ERBIL – The reason behind banning the Yezidi so called Yazda Nongovernmental Organization (NGO) in the Kurdistan Region was its involvement in political activities while it was allowed only to offer humanitarian services, said a Kurdistan Regional Government (KRG) official on Friday.
Human Rights Watch (HRW) recently released a report stating that the KRG has closed down “a prominent nongovernmental organization supporting the Yezidi religious minority.” It also stated that shutting down the NGO “for unspecified reasons and at a time of growing humanitarian need has quickly sent a shudder through Iraq’s humanitarian community.”

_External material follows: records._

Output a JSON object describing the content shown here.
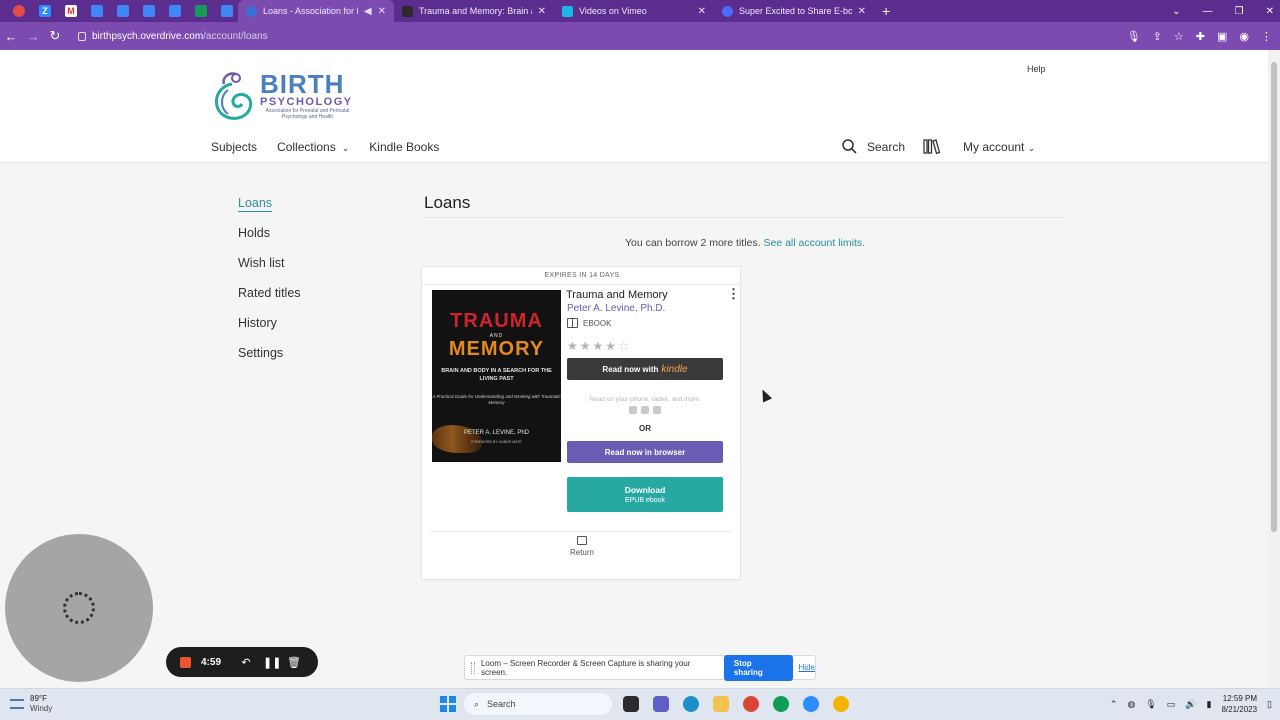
{
  "browser": {
    "tabs": [
      {
        "title": "Loans - Association for Prena",
        "active": true,
        "color": "#3b6fd8"
      },
      {
        "title": "Trauma and Memory: Brain and B",
        "active": false,
        "color": "#2b2b2b"
      },
      {
        "title": "Videos on Vimeo",
        "active": false,
        "color": "#1ab7ea"
      },
      {
        "title": "Super Excited to Share E-book Ti",
        "active": false,
        "color": "#4a6cf7"
      }
    ],
    "new_tab": "+",
    "url_host": "birthpsych.overdrive.com",
    "url_path": "/account/loans"
  },
  "logo": {
    "big": "BIRTH",
    "mid": "PSYCHOLOGY",
    "small": "Association for Prenatal and Perinatal Psychology and Health"
  },
  "header": {
    "help": "Help",
    "nav": {
      "subjects": "Subjects",
      "collections": "Collections",
      "kindle_books": "Kindle Books"
    },
    "search": "Search",
    "my_account": "My account"
  },
  "sidebar": {
    "items": [
      "Loans",
      "Holds",
      "Wish list",
      "Rated titles",
      "History",
      "Settings"
    ]
  },
  "main": {
    "title": "Loans",
    "borrow_note": "You can borrow 2 more titles.",
    "limits_link": "See all account limits."
  },
  "loan": {
    "expires": "EXPIRES IN 14 DAYS",
    "title": "Trauma and Memory",
    "author": "Peter A. Levine, Ph.D.",
    "format": "EBOOK",
    "rating": 4,
    "rating_max": 5,
    "kindle_prefix": "Read now with",
    "kindle_brand": "kindle",
    "device_note": "Read on your phone, tablet, and more.",
    "or": "OR",
    "read_browser": "Read now in browser",
    "download": "Download",
    "download_sub": "EPUB ebook",
    "return": "Return",
    "cover": {
      "line1": "TRAUMA",
      "line2": "AND",
      "line3": "MEMORY",
      "subtitle": "BRAIN AND BODY IN A SEARCH FOR THE LIVING PAST",
      "tagline": "A Practical Guide for Understanding and Working with Traumatic Memory",
      "author": "PETER A. LEVINE, PhD",
      "foreword": "FOREWORD BY GABOR MATÉ"
    }
  },
  "loom": {
    "time": "4:59",
    "share_text": "Loom – Screen Recorder & Screen Capture is sharing your screen.",
    "stop": "Stop sharing",
    "hide": "Hide"
  },
  "taskbar": {
    "temp": "89°F",
    "condition": "Windy",
    "search": "Search",
    "time": "12:59 PM",
    "date": "8/21/2023"
  },
  "colors": {
    "accent_purple": "#6a5bb3",
    "teal": "#27a8a2",
    "link": "#2a8fa0",
    "browser_frame": "#7b4bb0"
  }
}
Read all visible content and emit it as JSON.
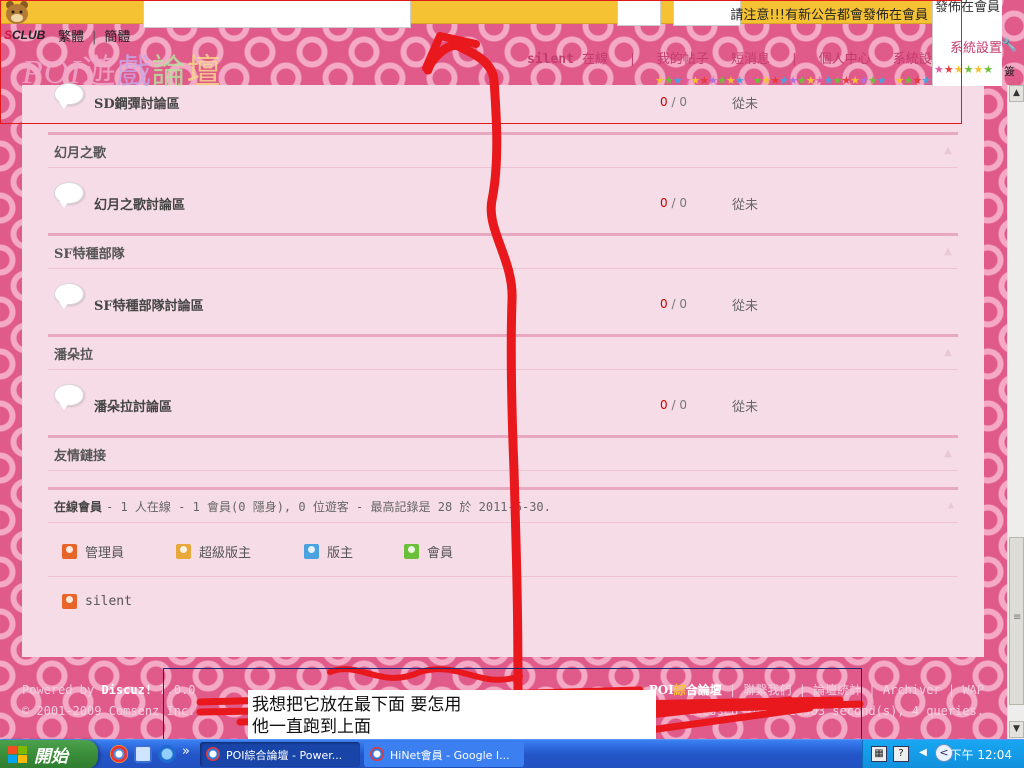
{
  "header": {
    "notice": "請注意!!!有新公告都會發佈在會員",
    "brand_prefix": "S",
    "brand_rest": "CLUB",
    "lang": {
      "traditional": "繁體",
      "simplified": "簡體",
      "sep": "|"
    },
    "logo": {
      "poi": "POI",
      "c1": "遊",
      "c2": "戲",
      "c3": "論",
      "c4": "壇"
    }
  },
  "nav": {
    "user": "silent",
    "online": "在線",
    "sep": "|",
    "my_posts": "我的帖子",
    "messages": "短消息",
    "profile": "個人中心",
    "settings": "系統設置"
  },
  "side_popup": {
    "title": "發佈在會員",
    "settings": "系統設置",
    "label": "簽"
  },
  "forums": {
    "rows": [
      {
        "name": "SD鋼彈討論區",
        "threads": "0",
        "slash": "/",
        "posts": "0",
        "last": "從未"
      },
      {
        "name": "幻月之歌討論區",
        "threads": "0",
        "slash": "/",
        "posts": "0",
        "last": "從未"
      },
      {
        "name": "SF特種部隊討論區",
        "threads": "0",
        "slash": "/",
        "posts": "0",
        "last": "從未"
      },
      {
        "name": "潘朵拉討論區",
        "threads": "0",
        "slash": "/",
        "posts": "0",
        "last": "從未"
      }
    ],
    "categories": [
      "幻月之歌",
      "SF特種部隊",
      "潘朵拉",
      "友情鏈接"
    ]
  },
  "online": {
    "title": "在線會員",
    "summary": "- 1 人在線 - 1 會員(0 隱身), 0 位遊客 - 最高記錄是 28 於 2011-5-30.",
    "legend": [
      {
        "label": "管理員",
        "color": "#e8652a"
      },
      {
        "label": "超級版主",
        "color": "#e8a93a"
      },
      {
        "label": "版主",
        "color": "#4aa3e0"
      },
      {
        "label": "會員",
        "color": "#6cbf3a"
      }
    ],
    "user": {
      "name": "silent",
      "color": "#e8652a"
    }
  },
  "footer": {
    "powered_prefix": "Powered by",
    "powered_brand": "Discuz!",
    "version": "7.0.0",
    "copyright": "© 2001-2009 Comsenz Inc.",
    "forum_title_a": "POI",
    "forum_title_b": "綜",
    "forum_title_c": "合論壇",
    "links": "| 聯繫我們 | 論壇統計 | Archiver | WAP",
    "process": "GMT+8, Processed in 0.010503 second(s), 4 queries."
  },
  "annotation": {
    "line1": "我想把它放在最下面 要怎用",
    "line2": "他一直跑到上面",
    "color": "#e8181c"
  },
  "taskbar": {
    "start": "開始",
    "more": "»",
    "task1": "POI綜合論壇 - Power...",
    "task2": "HiNet會員 - Google I...",
    "tray_q": "?",
    "tray_arrow": "<",
    "clock": "下午 12:04"
  },
  "scrollbar": {
    "up": "▲",
    "down": "▼"
  }
}
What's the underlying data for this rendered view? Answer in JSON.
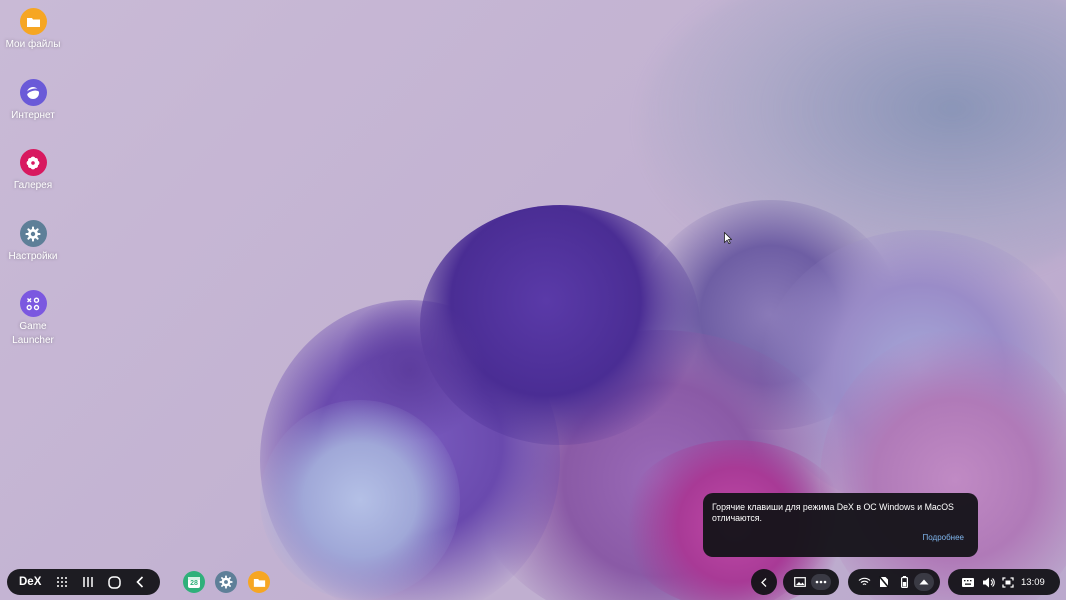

Dindar Zebari, head of the KRG’s High Committee to Evaluate and Respond to International Reports, posted on his official Twitter account that the closing down of Duhok-based Yazda organization was due to divergence from its "main mandate which is supposed to be humanitarian services.”
The Kurdistan Region-based Yazda office in Duhok province has been delivering humanitarian assistance to the Kurdish Yezidis affected by the atrocities of the Islamic State (IS).
“Representatives of the Yazda NGO were requested to stop carry[ing out] political activities, but in contrary [they] continued to ignore requests,” Zebari stated.
The IS militants attacked the Yezidi-major town of Sinjar in August, 2014. They abducted more than 5,000 Yezidis from Sinjar and the surrounding areas and thousands more were either executed or forced to flee home.
In November 2015, Peshmerga forces with the support from the US-led coalition air force liberated the district.
With support from Prime Minister Nechirvan Barzani's office to rescue Yezidis, KRG has rescued over 2,000 Yezidis mostly women and children, from the grip of IS.
“KRG has pushed all necessary efforts to bring the case of [Yezidis] into international occasions," Zebari added.